The films, in many respects, are a breakthrough for Christian cinematography. The music and lyrics were obviously given high priority. Schaeffer and Koop have written a strong, prophetic statement that should clarify the confusion among many Christians about the ethical issues involved. Humanists have been given notice of the impending moral chaos that faces a society divested of its Judeo-Christian foundations. Despite the distracting tendency to posit a preacher on the screen, these films present lucid arguments firmly establishing the biblical view of man as the cornerstone of the legal and medical professions in Western society. They vividly portray the cancerous consequences of humantistic relativism in these professions. But what makes these films mandatory viewing for Christians and others concerned about the degenerating status of all but the “perfect, planned, and privileged” is the way they sort through the relevant data in the light of Scripture and present the inevitable conclusions. They are solid ground on which Christians can take a stand.
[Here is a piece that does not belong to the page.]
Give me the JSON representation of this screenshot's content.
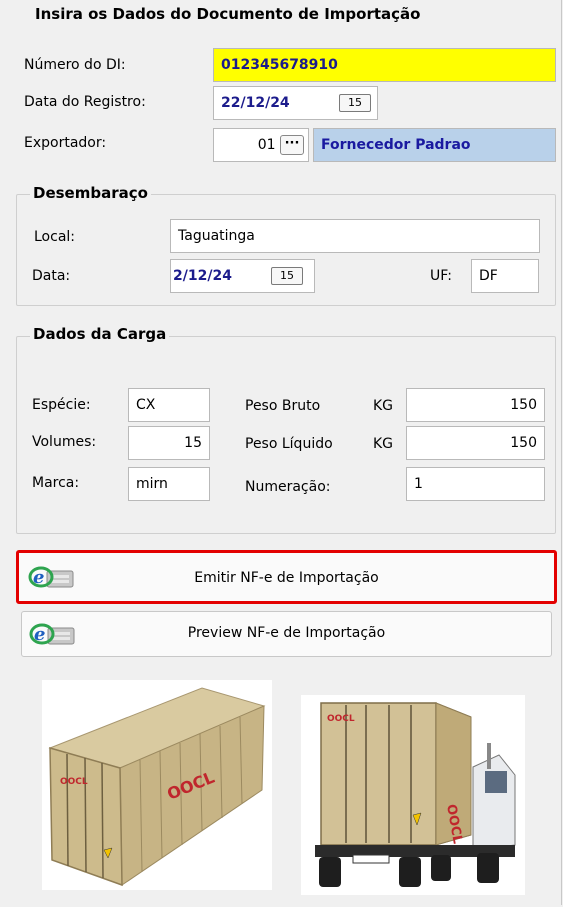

I both laud and lament these films. They are that way—either very good or very bad (cinematically speaking). There is a confusion about who is in control. Are they a documentary series by Schaeffer and Koop, or a brilliant use of the medium of film by Franky? Room must be allowed for the stature of the writers. The message is their apologetic, but in many places they don’t allow it to become truly intregated with the medium they are employing—film. In outstanding spots it does. And that, for me, is the success of these films.